Dialysis was restarted after replacement of the water softener spreader manifolds in the unit to prevent recurrence. Water quality was confirmed with the Renal Association test prior to recommencing dialysis.

DISCUSSION

This cause of RO unit malfunction has not been reported before and has prompted replacement of the water softener spreader manifolds throughout local dialysis units. While the frequency of water quality checks was within that recommended by the Renal Association guidelines [5], root cause analysis and peer review by renal technicians from other dialysis units were conducted to identify preventative strategies. These include that in-house renal technologists be present whenever external companies are conducting work on the unit and that water softness checks be performed daily after any such work.
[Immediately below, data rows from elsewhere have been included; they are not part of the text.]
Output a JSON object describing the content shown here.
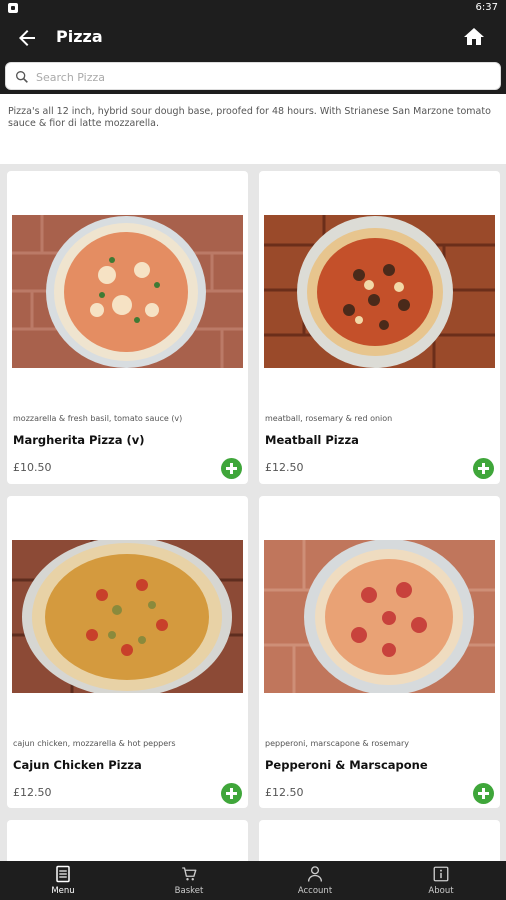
{
  "status_bar": {
    "time": "6:37"
  },
  "header": {
    "title": "Pizza"
  },
  "search": {
    "placeholder": "Search Pizza",
    "value": ""
  },
  "description": "Pizza's all 12 inch, hybrid sour dough base, proofed for 48 hours. With Strianese San Marzone tomato sauce & fior di latte mozzarella.",
  "products": [
    {
      "subtitle": "mozzarella & fresh basil, tomato sauce (v)",
      "name": "Margherita Pizza (v)",
      "price": "£10.50"
    },
    {
      "subtitle": "meatball, rosemary & red onion",
      "name": "Meatball Pizza",
      "price": "£12.50"
    },
    {
      "subtitle": "cajun chicken, mozzarella & hot peppers",
      "name": "Cajun Chicken Pizza",
      "price": "£12.50"
    },
    {
      "subtitle": "pepperoni, marscapone & rosemary",
      "name": "Pepperoni & Marscapone",
      "price": "£12.50"
    }
  ],
  "nav": [
    {
      "label": "Menu",
      "icon": "menu-icon",
      "active": true
    },
    {
      "label": "Basket",
      "icon": "basket-icon",
      "active": false
    },
    {
      "label": "Account",
      "icon": "account-icon",
      "active": false
    },
    {
      "label": "About",
      "icon": "about-icon",
      "active": false
    }
  ],
  "colors": {
    "bar": "#1e1e1e",
    "add_button": "#3fa63a"
  }
}
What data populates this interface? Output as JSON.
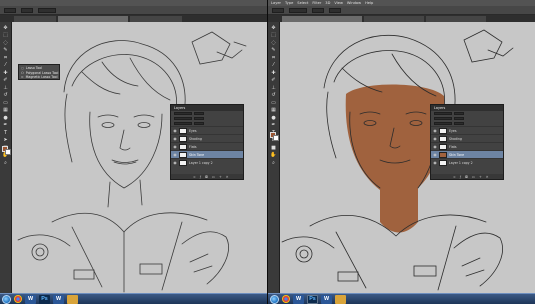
{
  "colors": {
    "menubar": "#535353",
    "canvas": "#c7c7c7",
    "skin_fill": "#a0623e",
    "selected_layer": "#6d84a3",
    "taskbar": "#1d3558"
  },
  "menus": [
    "Layer",
    "Type",
    "Select",
    "Filter",
    "3D",
    "View",
    "Window",
    "Help"
  ],
  "options": {
    "left": [],
    "right": []
  },
  "tool_flyout": {
    "items": [
      {
        "icon": "lasso-icon",
        "label": "Lasso Tool"
      },
      {
        "icon": "polygonal-lasso-icon",
        "label": "Polygonal Lasso Tool"
      },
      {
        "icon": "magnetic-lasso-icon",
        "label": "Magnetic Lasso Tool"
      }
    ]
  },
  "layers_panel": {
    "tab_label": "Layers",
    "layers": [
      {
        "name": "Eyes"
      },
      {
        "name": "Shading"
      },
      {
        "name": "Flats"
      },
      {
        "name": "Skin Tone"
      },
      {
        "name": "Layer 1 copy 2"
      }
    ]
  },
  "taskbar": {
    "apps": [
      {
        "icon": "chrome-icon",
        "label": ""
      },
      {
        "icon": "word-icon",
        "label": "W"
      },
      {
        "icon": "photoshop-icon",
        "label": "Ps"
      },
      {
        "icon": "word-icon",
        "label": "W"
      },
      {
        "icon": "windows-explorer-icon",
        "label": ""
      }
    ]
  }
}
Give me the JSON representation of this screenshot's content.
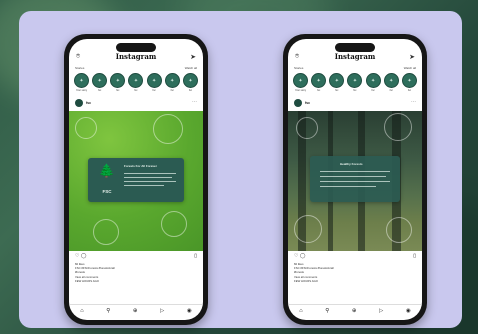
{
  "colors": {
    "card_bg": "#c9c8ee",
    "story_ring": "#2e6e5c",
    "post_green": "#5aa82e",
    "teal_box": "#2b5b52"
  },
  "phones": [
    {
      "topbar": {
        "brand": "Instagram",
        "left_icon": "camera-icon",
        "right_icon": "send-icon"
      },
      "stories_header": {
        "left": "Stories",
        "right": "Watch all"
      },
      "stories": [
        {
          "label": "Your story"
        },
        {
          "label": "fsc"
        },
        {
          "label": "fsc"
        },
        {
          "label": "fsc"
        },
        {
          "label": "fsc"
        },
        {
          "label": "fsc"
        },
        {
          "label": "fsc"
        }
      ],
      "post": {
        "username": "fsc",
        "logo_text": "FSC",
        "box_title": "Forests For All Forever",
        "likes": "82 likes",
        "caption_1": "FSC #FSCForests #forestsforall",
        "caption_2": "#forests",
        "comments": "View all comments",
        "time": "FEW HOURS AGO"
      }
    },
    {
      "topbar": {
        "brand": "Instagram",
        "left_icon": "camera-icon",
        "right_icon": "send-icon"
      },
      "stories_header": {
        "left": "Stories",
        "right": "Watch all"
      },
      "stories": [
        {
          "label": "Your story"
        },
        {
          "label": "fsc"
        },
        {
          "label": "fsc"
        },
        {
          "label": "fsc"
        },
        {
          "label": "fsc"
        },
        {
          "label": "fsc"
        },
        {
          "label": "fsc"
        }
      ],
      "post": {
        "username": "fsc",
        "box_title": "Healthy Forests",
        "likes": "82 likes",
        "caption_1": "FSC #FSCForests #forestsforall",
        "caption_2": "#forests",
        "comments": "View all comments",
        "time": "FEW HOURS AGO"
      }
    }
  ],
  "nav_icons": [
    "home-icon",
    "search-icon",
    "add-icon",
    "reels-icon",
    "profile-icon"
  ]
}
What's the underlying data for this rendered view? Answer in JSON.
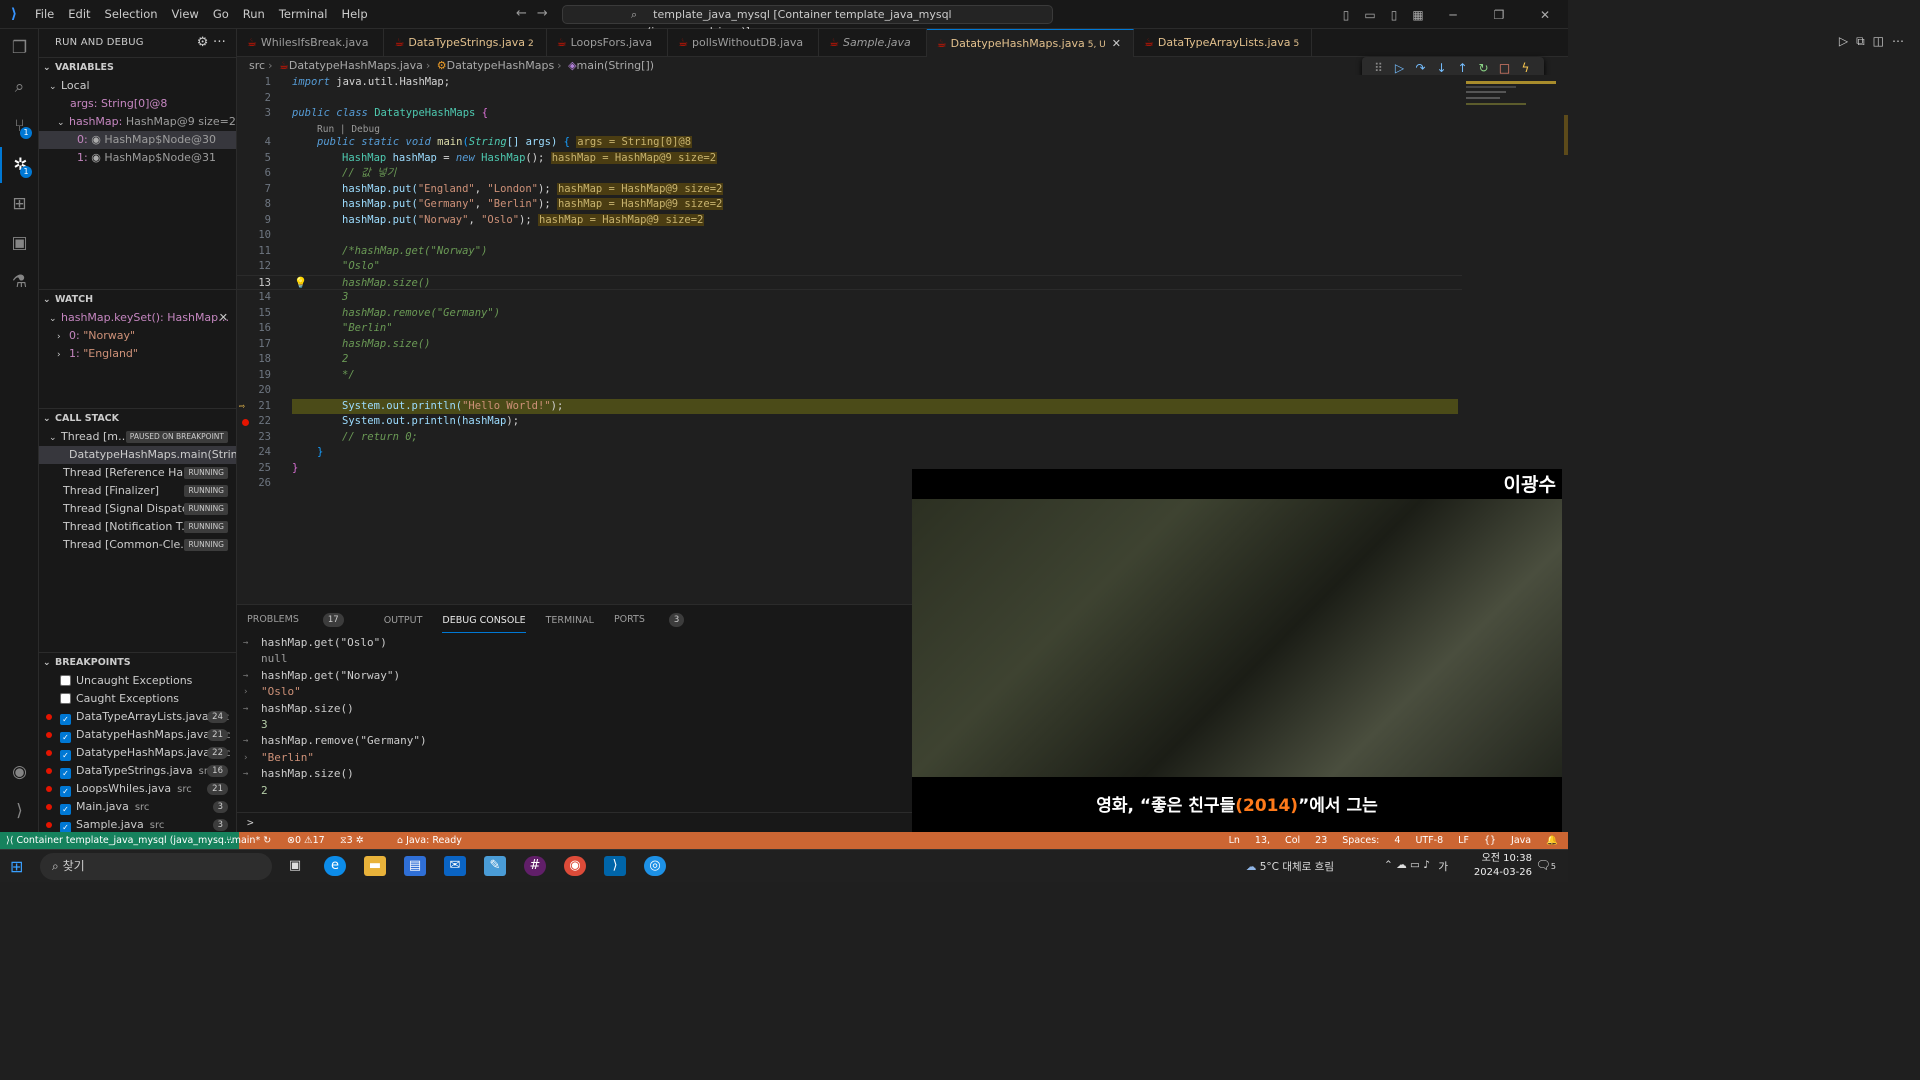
{
  "titlebar": {
    "menu": [
      "File",
      "Edit",
      "Selection",
      "View",
      "Go",
      "Run",
      "Terminal",
      "Help"
    ],
    "search": "template_java_mysql [Container template_java_mysql (java_mysql_java)]"
  },
  "activity": {
    "scm_badge": "1",
    "debug_badge": "1"
  },
  "sidebar": {
    "title": "RUN AND DEBUG",
    "variables": {
      "header": "VARIABLES",
      "local": "Local",
      "args": "args: String[0]@8",
      "hashmap_name": "hashMap:",
      "hashmap_val": "HashMap@9 size=2",
      "node0": "0: ",
      "node0_val": "HashMap$Node@30",
      "node1": "1: ",
      "node1_val": "HashMap$Node@31"
    },
    "watch": {
      "header": "WATCH",
      "expr": "hashMap.keySet(): HashMap…",
      "i0": "0: ",
      "i0v": "\"Norway\"",
      "i1": "1: ",
      "i1v": "\"England\""
    },
    "callstack": {
      "header": "CALL STACK",
      "main_thread": "Thread [m…",
      "paused": "PAUSED ON BREAKPOINT",
      "frame": "DatatypeHashMaps.main(String[",
      "threads": [
        {
          "name": "Thread [Reference Ha...",
          "state": "RUNNING"
        },
        {
          "name": "Thread [Finalizer]",
          "state": "RUNNING"
        },
        {
          "name": "Thread [Signal Dispatc...",
          "state": "RUNNING"
        },
        {
          "name": "Thread [Notification T...",
          "state": "RUNNING"
        },
        {
          "name": "Thread [Common-Cle...",
          "state": "RUNNING"
        }
      ]
    },
    "breakpoints": {
      "header": "BREAKPOINTS",
      "uncaught": "Uncaught Exceptions",
      "caught": "Caught Exceptions",
      "items": [
        {
          "file": "DataTypeArrayLists.java",
          "src": "src",
          "line": "24"
        },
        {
          "file": "DatatypeHashMaps.java",
          "src": "src",
          "line": "21"
        },
        {
          "file": "DatatypeHashMaps.java",
          "src": "src",
          "line": "22"
        },
        {
          "file": "DataTypeStrings.java",
          "src": "src",
          "line": "16"
        },
        {
          "file": "LoopsWhiles.java",
          "src": "src",
          "line": "21"
        },
        {
          "file": "Main.java",
          "src": "src",
          "line": "3"
        },
        {
          "file": "Sample.java",
          "src": "src",
          "line": "3"
        }
      ]
    }
  },
  "tabs": [
    {
      "label": "WhilesIfsBreak.java",
      "count": ""
    },
    {
      "label": "DataTypeStrings.java",
      "count": "2"
    },
    {
      "label": "LoopsFors.java",
      "count": ""
    },
    {
      "label": "pollsWithoutDB.java",
      "count": ""
    },
    {
      "label": "Sample.java",
      "count": ""
    },
    {
      "label": "DatatypeHashMaps.java",
      "count": "5, U"
    },
    {
      "label": "DataTypeArrayLists.java",
      "count": "5"
    }
  ],
  "breadcrumb": {
    "a": "src",
    "b": "DatatypeHashMaps.java",
    "c": "DatatypeHashMaps",
    "d": "main(String[])"
  },
  "code": {
    "lens": "Run | Debug",
    "l1_import": "import",
    "l1_rest": " java.util.HashMap;",
    "l3_public": "public",
    "l3_class": "class",
    "l3_name": "DatatypeHashMaps",
    "l3_brace": "{",
    "l4_public": "public",
    "l4_static": "static",
    "l4_void": "void",
    "l4_main": "main",
    "l4_string": "String",
    "l4_rest": "[] args)",
    "l4_brace": "{",
    "l4_inl": "args = String[0]@8",
    "l5_type": "HashMap",
    "l5_var": "hashMap",
    "l5_eq": "=",
    "l5_new": "new",
    "l5_ctor": "HashMap",
    "l5_end": "();",
    "l5_inl": "hashMap = HashMap@9 size=2",
    "l6": "// 값 넣기",
    "l7_a": "hashMap.put(",
    "l7_s1": "\"England\"",
    "l7_c": ", ",
    "l7_s2": "\"London\"",
    "l7_e": ");",
    "l7_inl": "hashMap = HashMap@9 size=2",
    "l8_a": "hashMap.put(",
    "l8_s1": "\"Germany\"",
    "l8_c": ", ",
    "l8_s2": "\"Berlin\"",
    "l8_e": ");",
    "l8_inl": "hashMap = HashMap@9 size=2",
    "l9_a": "hashMap.put(",
    "l9_s1": "\"Norway\"",
    "l9_c": ", ",
    "l9_s2": "\"Oslo\"",
    "l9_e": ");",
    "l9_inl": "hashMap = HashMap@9 size=2",
    "l11": "/*hashMap.get(\"Norway\")",
    "l12": "\"Oslo\"",
    "l13": "hashMap.size()",
    "l14": "3",
    "l15": "hashMap.remove(\"Germany\")",
    "l16": "\"Berlin\"",
    "l17": "hashMap.size()",
    "l18": "2",
    "l19": "*/",
    "l21_a": "System.out.println(",
    "l21_s": "\"Hello World!\"",
    "l21_e": ");",
    "l22_a": "System.out.println(",
    "l22_v": "hashMap",
    "l22_e": ");",
    "l23": "// return 0;",
    "l24": "}",
    "l25": "}"
  },
  "panel": {
    "tabs": {
      "problems": "PROBLEMS",
      "problems_count": "17",
      "output": "OUTPUT",
      "debug": "DEBUG CONSOLE",
      "terminal": "TERMINAL",
      "ports": "PORTS",
      "ports_count": "3"
    },
    "lines": [
      {
        "kind": "in",
        "text": "hashMap.get(\"Oslo\")"
      },
      {
        "kind": "nul",
        "text": "null"
      },
      {
        "kind": "in",
        "text": "hashMap.get(\"Norway\")"
      },
      {
        "kind": "str",
        "text": "\"Oslo\""
      },
      {
        "kind": "in",
        "text": "hashMap.size()"
      },
      {
        "kind": "res",
        "text": "3"
      },
      {
        "kind": "in",
        "text": "hashMap.remove(\"Germany\")"
      },
      {
        "kind": "str",
        "text": "\"Berlin\""
      },
      {
        "kind": "in",
        "text": "hashMap.size()"
      },
      {
        "kind": "res",
        "text": "2"
      }
    ],
    "prompt": ">"
  },
  "video": {
    "name": "이광수",
    "cap_a": "영화, “좋은 친구들",
    "cap_year": "(2014)",
    "cap_b": "”에서 그는"
  },
  "status": {
    "remote": "Container template_java_mysql (java_mysq...",
    "branch": "main*",
    "errors": "0",
    "warnings": "17",
    "ports": "3",
    "java": "Java: Ready",
    "right": "Ln 13, Col 23   Spaces: 4   UTF-8   LF   {} Java"
  },
  "taskbar": {
    "search": "찾기",
    "weather": "5°C  대체로 흐림",
    "time": "오전 10:38",
    "date": "2024-03-26",
    "ime": "가",
    "notif": "5"
  }
}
Hard water syndrome was initially described in 12 patients dialysed against hard water in 1967, causing severe hypercalcaemia and hypermagnesaemia following water softener failure [1]. Other causes described in both home and unit haemodialysis settings include incorrect dialysate formulation [2], high calcium concentrations in the home water supply [3], failure to replenish the water softener and connecting the efflux port of the RO unit to the dialyser [4]. The symptoms of hard water syndrome include nausea, vomiting, weakness, hypertension and increased risk of arteriovenous fistula thrombosis. Headache and nausea are not infrequently encountered among the dialysis population, making early or mild cases of hard water syndrome hard to identify. Suspicion must therefore be raised should a larger proportion of patients experience these symptoms over the course of a single dialysis session.

Haemodialysis safety has progressed significantly since hard water syndrome was first described in 1967. Despite this, the largest reported cohort of patients arose from a tertiary centre 50 years later. Identifying the cause of the failure in the water supply is therefore relevant to all haemodialysis centres, given the significant morbidity associated with this syndrome.